Some contractors do not recommend fiberglass tape for drywall seams. Builder Edwin Brown, on his website Plaster Wall Ceiling Solutions.com, cautions that hairline cracks often develop on seams taped with it because it is too flexible to prevent ordinary drywall joint compound from cracking over time as the walls move and the house settles.
He notes that that you should use a setting type of joint compound with fiberglass tape, and USG recommends this on their website. Unfortunately, many builders do not conform to this specification, and the result, according to Brown, is a seam that has to be retaped after a few years.


*Considerations*


Brown recommends the use of fiberglass tape for use on plaster veneered walls but not on drywall seams. Many builders do recommend fiberglass tape, but it is important to note that scraping the first coat of mud across fiberglass tape can be trying because it is easy to dislodge with the drywall blade. Hence, it is easier to use it for taping flat seams than it is for inside corners.
If you plan to use fiberglass tape, be prepared to use a type of joint compound that sets, and take some time to learn how to scrape it properly. Once you have mastered the scraping technique, you may save time in the application.



Read more: Fiberglass Drywall Tape Facts | eHow.com http://www.ehow.com/about_6388165_fiberglass-drywall-tape.html#ixzz1kKjRJO4I


----------



## Mudshark (Feb 8, 2009)

WTF - are you doing infomercials now moore ? :sneaky2:


----------



## moore (Dec 2, 2010)

I figured I would just go ahead ,,and nip It at the bud..


----------



## Mudshark (Feb 8, 2009)

*ok*

:surrender: :shutup:


----------



## 2buckcanuck (Jul 9, 2010)

happy birthday Drywall Talk:thumbup:

maybe in celebration, Nathan can fix the Calendar


----------



## DETROIT ROCK (May 27, 2011)

There are many video on the web of the mesh you talk of search mesh is for pussys Google video.
If you add the apostrophe you will not get the results you are looking for.


----------



## moore (Dec 2, 2010)

DETROIT ROCK said:


> There are many video on the web of the mesh you talk of search mesh is for pussys Google video.
> If you add the apostrophe you will not get the results you are looking for.

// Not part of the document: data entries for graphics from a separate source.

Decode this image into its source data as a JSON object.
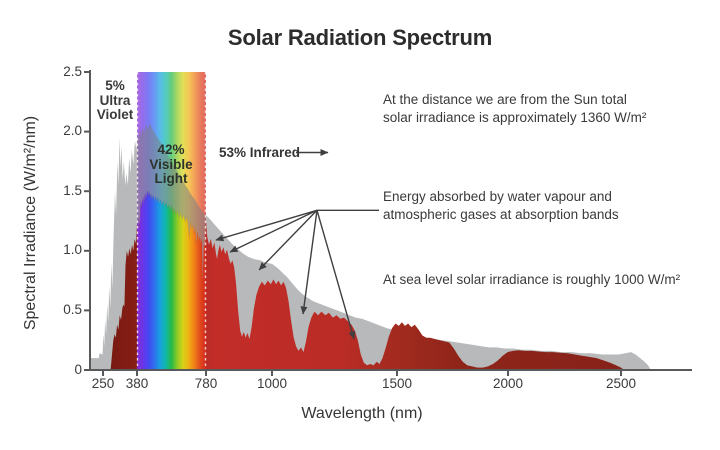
{
  "title": "Solar Radiation Spectrum",
  "labels": {
    "uv": [
      "5%",
      "Ultra",
      "Violet"
    ],
    "visible": [
      "42%",
      "Visible",
      "Light"
    ],
    "infrared": "53% Infrared"
  },
  "annotations": {
    "space_irradiance": [
      "At the distance we are from the Sun total",
      "solar irradiance is approximately 1360 W/m²"
    ],
    "absorption": [
      "Energy absorbed by water vapour and",
      "atmospheric gases at absorption bands"
    ],
    "sea_level": "At sea level solar irradiance is roughly 1000 W/m²"
  },
  "chart_data": {
    "type": "area",
    "title": "Solar Radiation Spectrum",
    "xlabel": "Wavelength (nm)",
    "ylabel": "Spectral Irradiance (W/m²/nm)",
    "ylim": [
      0,
      2.5
    ],
    "grid": false,
    "legend": "none",
    "x_ticks": [
      "250",
      "380",
      "780",
      "1000",
      "1500",
      "2000",
      "2500"
    ],
    "x_tick_values": [
      250,
      380,
      780,
      1000,
      1500,
      2000,
      2500
    ],
    "y_ticks": [
      "2.5",
      "2.0",
      "1.5",
      "1.0",
      "0.5",
      "0"
    ],
    "y_tick_values": [
      2.5,
      2.0,
      1.5,
      1.0,
      0.5,
      0
    ],
    "visible_band_nm": [
      380,
      780
    ],
    "colors": {
      "extraterrestrial_fill": "rgba(125,128,130,0.55)",
      "sea_level_bright": "#c22d28",
      "sea_level_dark": "#7d1a12",
      "axis": "#58595b",
      "text": "#3a3a3a",
      "band_dash": "rgba(255,255,255,0.8)",
      "spectrum": [
        "#8a2bd0",
        "#6a35e8",
        "#4448f0",
        "#2f6ff0",
        "#18a0e0",
        "#10b8a8",
        "#28b948",
        "#8cc926",
        "#d8d316",
        "#f0b014",
        "#ef7e18",
        "#e0491c",
        "#d32a20"
      ]
    },
    "series": {
      "extraterrestrial": [
        [
          196,
          0
        ],
        [
          198,
          0.1
        ],
        [
          232,
          0.1
        ],
        [
          236,
          0.14
        ],
        [
          248,
          0.13
        ],
        [
          252,
          0.3
        ],
        [
          255,
          0.2
        ],
        [
          258,
          0.42
        ],
        [
          262,
          0.3
        ],
        [
          266,
          0.55
        ],
        [
          270,
          0.4
        ],
        [
          274,
          0.7
        ],
        [
          278,
          0.52
        ],
        [
          282,
          0.9
        ],
        [
          286,
          0.68
        ],
        [
          290,
          1.1
        ],
        [
          296,
          1.5
        ],
        [
          300,
          1.3
        ],
        [
          305,
          1.75
        ],
        [
          309,
          1.55
        ],
        [
          313,
          1.95
        ],
        [
          317,
          1.7
        ],
        [
          321,
          1.88
        ],
        [
          325,
          1.6
        ],
        [
          330,
          1.75
        ],
        [
          335,
          1.55
        ],
        [
          340,
          1.65
        ],
        [
          345,
          1.55
        ],
        [
          350,
          1.78
        ],
        [
          355,
          1.65
        ],
        [
          360,
          1.85
        ],
        [
          366,
          1.72
        ],
        [
          372,
          1.92
        ],
        [
          378,
          1.85
        ],
        [
          383,
          2.0
        ],
        [
          390,
          1.93
        ],
        [
          397,
          2.02
        ],
        [
          404,
          1.96
        ],
        [
          412,
          2.04
        ],
        [
          422,
          1.99
        ],
        [
          432,
          2.06
        ],
        [
          443,
          2.02
        ],
        [
          454,
          2.07
        ],
        [
          466,
          2.03
        ],
        [
          478,
          2.0
        ],
        [
          490,
          1.97
        ],
        [
          503,
          1.94
        ],
        [
          516,
          1.91
        ],
        [
          530,
          1.87
        ],
        [
          544,
          1.84
        ],
        [
          558,
          1.8
        ],
        [
          572,
          1.77
        ],
        [
          586,
          1.73
        ],
        [
          600,
          1.7
        ],
        [
          615,
          1.66
        ],
        [
          630,
          1.62
        ],
        [
          645,
          1.59
        ],
        [
          660,
          1.55
        ],
        [
          675,
          1.52
        ],
        [
          690,
          1.48
        ],
        [
          705,
          1.45
        ],
        [
          720,
          1.42
        ],
        [
          735,
          1.38
        ],
        [
          750,
          1.35
        ],
        [
          765,
          1.32
        ],
        [
          780,
          1.3
        ],
        [
          795,
          1.26
        ],
        [
          812,
          1.21
        ],
        [
          830,
          1.16
        ],
        [
          848,
          1.11
        ],
        [
          866,
          1.06
        ],
        [
          884,
          1.02
        ],
        [
          902,
          0.98
        ],
        [
          920,
          0.95
        ],
        [
          940,
          0.93
        ],
        [
          960,
          0.92
        ],
        [
          980,
          0.9
        ],
        [
          1000,
          0.89
        ],
        [
          1020,
          0.86
        ],
        [
          1040,
          0.82
        ],
        [
          1060,
          0.78
        ],
        [
          1080,
          0.73
        ],
        [
          1100,
          0.68
        ],
        [
          1120,
          0.64
        ],
        [
          1140,
          0.61
        ],
        [
          1162,
          0.58
        ],
        [
          1185,
          0.56
        ],
        [
          1210,
          0.54
        ],
        [
          1235,
          0.52
        ],
        [
          1260,
          0.5
        ],
        [
          1285,
          0.48
        ],
        [
          1310,
          0.46
        ],
        [
          1335,
          0.44
        ],
        [
          1360,
          0.43
        ],
        [
          1385,
          0.41
        ],
        [
          1410,
          0.39
        ],
        [
          1435,
          0.37
        ],
        [
          1460,
          0.35
        ],
        [
          1485,
          0.34
        ],
        [
          1510,
          0.32
        ],
        [
          1540,
          0.3
        ],
        [
          1570,
          0.29
        ],
        [
          1600,
          0.28
        ],
        [
          1635,
          0.27
        ],
        [
          1670,
          0.26
        ],
        [
          1705,
          0.25
        ],
        [
          1740,
          0.24
        ],
        [
          1775,
          0.23
        ],
        [
          1810,
          0.22
        ],
        [
          1845,
          0.21
        ],
        [
          1880,
          0.2
        ],
        [
          1915,
          0.19
        ],
        [
          1950,
          0.19
        ],
        [
          1985,
          0.18
        ],
        [
          2020,
          0.18
        ],
        [
          2060,
          0.17
        ],
        [
          2100,
          0.17
        ],
        [
          2145,
          0.16
        ],
        [
          2190,
          0.16
        ],
        [
          2235,
          0.15
        ],
        [
          2280,
          0.15
        ],
        [
          2325,
          0.14
        ],
        [
          2370,
          0.14
        ],
        [
          2415,
          0.13
        ],
        [
          2455,
          0.13
        ],
        [
          2490,
          0.13
        ],
        [
          2520,
          0.14
        ],
        [
          2545,
          0.15
        ],
        [
          2565,
          0.13
        ],
        [
          2585,
          0.1
        ],
        [
          2605,
          0.07
        ],
        [
          2620,
          0.04
        ],
        [
          2633,
          0
        ]
      ],
      "sea_level": [
        [
          279,
          0
        ],
        [
          284,
          0.12
        ],
        [
          289,
          0.24
        ],
        [
          294,
          0.3
        ],
        [
          299,
          0.27
        ],
        [
          304,
          0.38
        ],
        [
          309,
          0.34
        ],
        [
          314,
          0.46
        ],
        [
          319,
          0.42
        ],
        [
          324,
          0.52
        ],
        [
          328,
          0.55
        ],
        [
          332,
          0.53
        ],
        [
          336,
          0.88
        ],
        [
          341,
          1.0
        ],
        [
          346,
          0.95
        ],
        [
          351,
          1.02
        ],
        [
          356,
          0.97
        ],
        [
          361,
          1.05
        ],
        [
          366,
          1.0
        ],
        [
          371,
          1.1
        ],
        [
          376,
          1.06
        ],
        [
          381,
          1.26
        ],
        [
          386,
          1.18
        ],
        [
          391,
          1.28
        ],
        [
          396,
          1.2
        ],
        [
          401,
          1.42
        ],
        [
          406,
          1.36
        ],
        [
          411,
          1.44
        ],
        [
          416,
          1.39
        ],
        [
          421,
          1.47
        ],
        [
          426,
          1.41
        ],
        [
          431,
          1.49
        ],
        [
          436,
          1.44
        ],
        [
          441,
          1.51
        ],
        [
          446,
          1.46
        ],
        [
          451,
          1.5
        ],
        [
          456,
          1.44
        ],
        [
          461,
          1.48
        ],
        [
          467,
          1.43
        ],
        [
          474,
          1.47
        ],
        [
          481,
          1.42
        ],
        [
          488,
          1.46
        ],
        [
          495,
          1.41
        ],
        [
          502,
          1.45
        ],
        [
          509,
          1.4
        ],
        [
          517,
          1.43
        ],
        [
          525,
          1.38
        ],
        [
          533,
          1.42
        ],
        [
          541,
          1.37
        ],
        [
          549,
          1.41
        ],
        [
          557,
          1.36
        ],
        [
          565,
          1.39
        ],
        [
          573,
          1.34
        ],
        [
          581,
          1.38
        ],
        [
          589,
          1.32
        ],
        [
          597,
          1.36
        ],
        [
          606,
          1.3
        ],
        [
          615,
          1.34
        ],
        [
          624,
          1.28
        ],
        [
          633,
          1.32
        ],
        [
          642,
          1.26
        ],
        [
          651,
          1.3
        ],
        [
          660,
          1.24
        ],
        [
          669,
          1.28
        ],
        [
          677,
          1.2
        ],
        [
          684,
          1.1
        ],
        [
          690,
          1.24
        ],
        [
          697,
          1.18
        ],
        [
          704,
          1.22
        ],
        [
          711,
          1.14
        ],
        [
          718,
          1.2
        ],
        [
          725,
          1.05
        ],
        [
          731,
          1.16
        ],
        [
          738,
          1.08
        ],
        [
          744,
          1.12
        ],
        [
          750,
          1.06
        ],
        [
          755,
          1.1
        ],
        [
          759,
          0.82
        ],
        [
          762,
          0.74
        ],
        [
          765,
          0.9
        ],
        [
          769,
          1.06
        ],
        [
          774,
          1.02
        ],
        [
          779,
          1.28
        ],
        [
          784,
          1.12
        ],
        [
          790,
          1.05
        ],
        [
          796,
          1.1
        ],
        [
          802,
          1.02
        ],
        [
          808,
          1.07
        ],
        [
          813,
          0.98
        ],
        [
          817,
          0.93
        ],
        [
          821,
          1.0
        ],
        [
          826,
          1.05
        ],
        [
          832,
          0.99
        ],
        [
          838,
          1.03
        ],
        [
          844,
          0.97
        ],
        [
          850,
          1.01
        ],
        [
          856,
          0.94
        ],
        [
          862,
          0.89
        ],
        [
          868,
          0.92
        ],
        [
          874,
          0.86
        ],
        [
          880,
          0.73
        ],
        [
          887,
          0.5
        ],
        [
          894,
          0.33
        ],
        [
          900,
          0.28
        ],
        [
          906,
          0.32
        ],
        [
          912,
          0.27
        ],
        [
          918,
          0.31
        ],
        [
          925,
          0.26
        ],
        [
          932,
          0.36
        ],
        [
          940,
          0.52
        ],
        [
          948,
          0.63
        ],
        [
          957,
          0.7
        ],
        [
          966,
          0.74
        ],
        [
          976,
          0.71
        ],
        [
          986,
          0.75
        ],
        [
          996,
          0.72
        ],
        [
          1006,
          0.76
        ],
        [
          1016,
          0.72
        ],
        [
          1026,
          0.75
        ],
        [
          1036,
          0.71
        ],
        [
          1046,
          0.74
        ],
        [
          1056,
          0.69
        ],
        [
          1066,
          0.58
        ],
        [
          1076,
          0.42
        ],
        [
          1086,
          0.28
        ],
        [
          1096,
          0.2
        ],
        [
          1106,
          0.16
        ],
        [
          1116,
          0.19
        ],
        [
          1126,
          0.15
        ],
        [
          1136,
          0.24
        ],
        [
          1146,
          0.36
        ],
        [
          1157,
          0.44
        ],
        [
          1170,
          0.49
        ],
        [
          1184,
          0.46
        ],
        [
          1198,
          0.49
        ],
        [
          1213,
          0.46
        ],
        [
          1228,
          0.48
        ],
        [
          1243,
          0.44
        ],
        [
          1258,
          0.46
        ],
        [
          1273,
          0.43
        ],
        [
          1288,
          0.44
        ],
        [
          1303,
          0.41
        ],
        [
          1318,
          0.38
        ],
        [
          1331,
          0.33
        ],
        [
          1343,
          0.25
        ],
        [
          1355,
          0.13
        ],
        [
          1367,
          0.06
        ],
        [
          1380,
          0.04
        ],
        [
          1393,
          0.05
        ],
        [
          1406,
          0.04
        ],
        [
          1419,
          0.07
        ],
        [
          1430,
          0.05
        ],
        [
          1442,
          0.1
        ],
        [
          1454,
          0.18
        ],
        [
          1467,
          0.28
        ],
        [
          1480,
          0.35
        ],
        [
          1494,
          0.39
        ],
        [
          1508,
          0.37
        ],
        [
          1522,
          0.4
        ],
        [
          1536,
          0.37
        ],
        [
          1550,
          0.39
        ],
        [
          1565,
          0.36
        ],
        [
          1580,
          0.38
        ],
        [
          1597,
          0.34
        ],
        [
          1614,
          0.29
        ],
        [
          1632,
          0.27
        ],
        [
          1650,
          0.27
        ],
        [
          1670,
          0.26
        ],
        [
          1692,
          0.25
        ],
        [
          1714,
          0.24
        ],
        [
          1736,
          0.23
        ],
        [
          1756,
          0.18
        ],
        [
          1776,
          0.12
        ],
        [
          1796,
          0.07
        ],
        [
          1816,
          0.04
        ],
        [
          1838,
          0.03
        ],
        [
          1862,
          0.02
        ],
        [
          1886,
          0.02
        ],
        [
          1910,
          0.03
        ],
        [
          1932,
          0.05
        ],
        [
          1954,
          0.08
        ],
        [
          1976,
          0.12
        ],
        [
          1998,
          0.15
        ],
        [
          2022,
          0.16
        ],
        [
          2048,
          0.165
        ],
        [
          2076,
          0.16
        ],
        [
          2106,
          0.16
        ],
        [
          2136,
          0.155
        ],
        [
          2168,
          0.15
        ],
        [
          2200,
          0.15
        ],
        [
          2232,
          0.145
        ],
        [
          2264,
          0.14
        ],
        [
          2296,
          0.13
        ],
        [
          2328,
          0.12
        ],
        [
          2360,
          0.11
        ],
        [
          2392,
          0.1
        ],
        [
          2424,
          0.08
        ],
        [
          2452,
          0.06
        ],
        [
          2478,
          0.04
        ],
        [
          2500,
          0.02
        ],
        [
          2515,
          0
        ]
      ]
    },
    "absorption_arrows": {
      "hub": [
        1180,
        1.34
      ],
      "tips": [
        [
          813,
          1.09
        ],
        [
          860,
          0.99
        ],
        [
          957,
          0.84
        ],
        [
          1124,
          0.47
        ],
        [
          1328,
          0.26
        ]
      ]
    }
  }
}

 Do they have any videos on how to use real drywall tape?


----------



## moore (Dec 2, 2010)

2buckcanuck said:


> happy birthday Drywall Talk:thumbup:
> 
> maybe in celebration, Nathan can fix the Calendar


 ..and he only makes $4 a day.. Thanks Nathan!!:thumbsup::thumbsup:


----------



## DETROIT ROCK (May 27, 2011)

Did you do the search as instructed.


----------



## 2buckcanuck (Jul 9, 2010)

DETROIT ROCK said:


> There are many video on the web of the mesh you talk of search mesh is for pussys Google video.
> If you add the apostrophe you will not get the results you are looking for.


I googled "mesh is for pussys" all I found was new p0rn sites

Thanks Detroit rock :thumbup::thumbsup:


----------



## moore (Dec 2, 2010)

You da man!!!!


----------



## Mudshark (Feb 8, 2009)

2buckcanuck said:


> happy birthday Drywall Talk:thumbup:
> 
> maybe in celebration, Nathan can fix the Calendar


Maybe Nathan if you are paying attention you can also fix the function in photos so that you can see beyond page 1


----------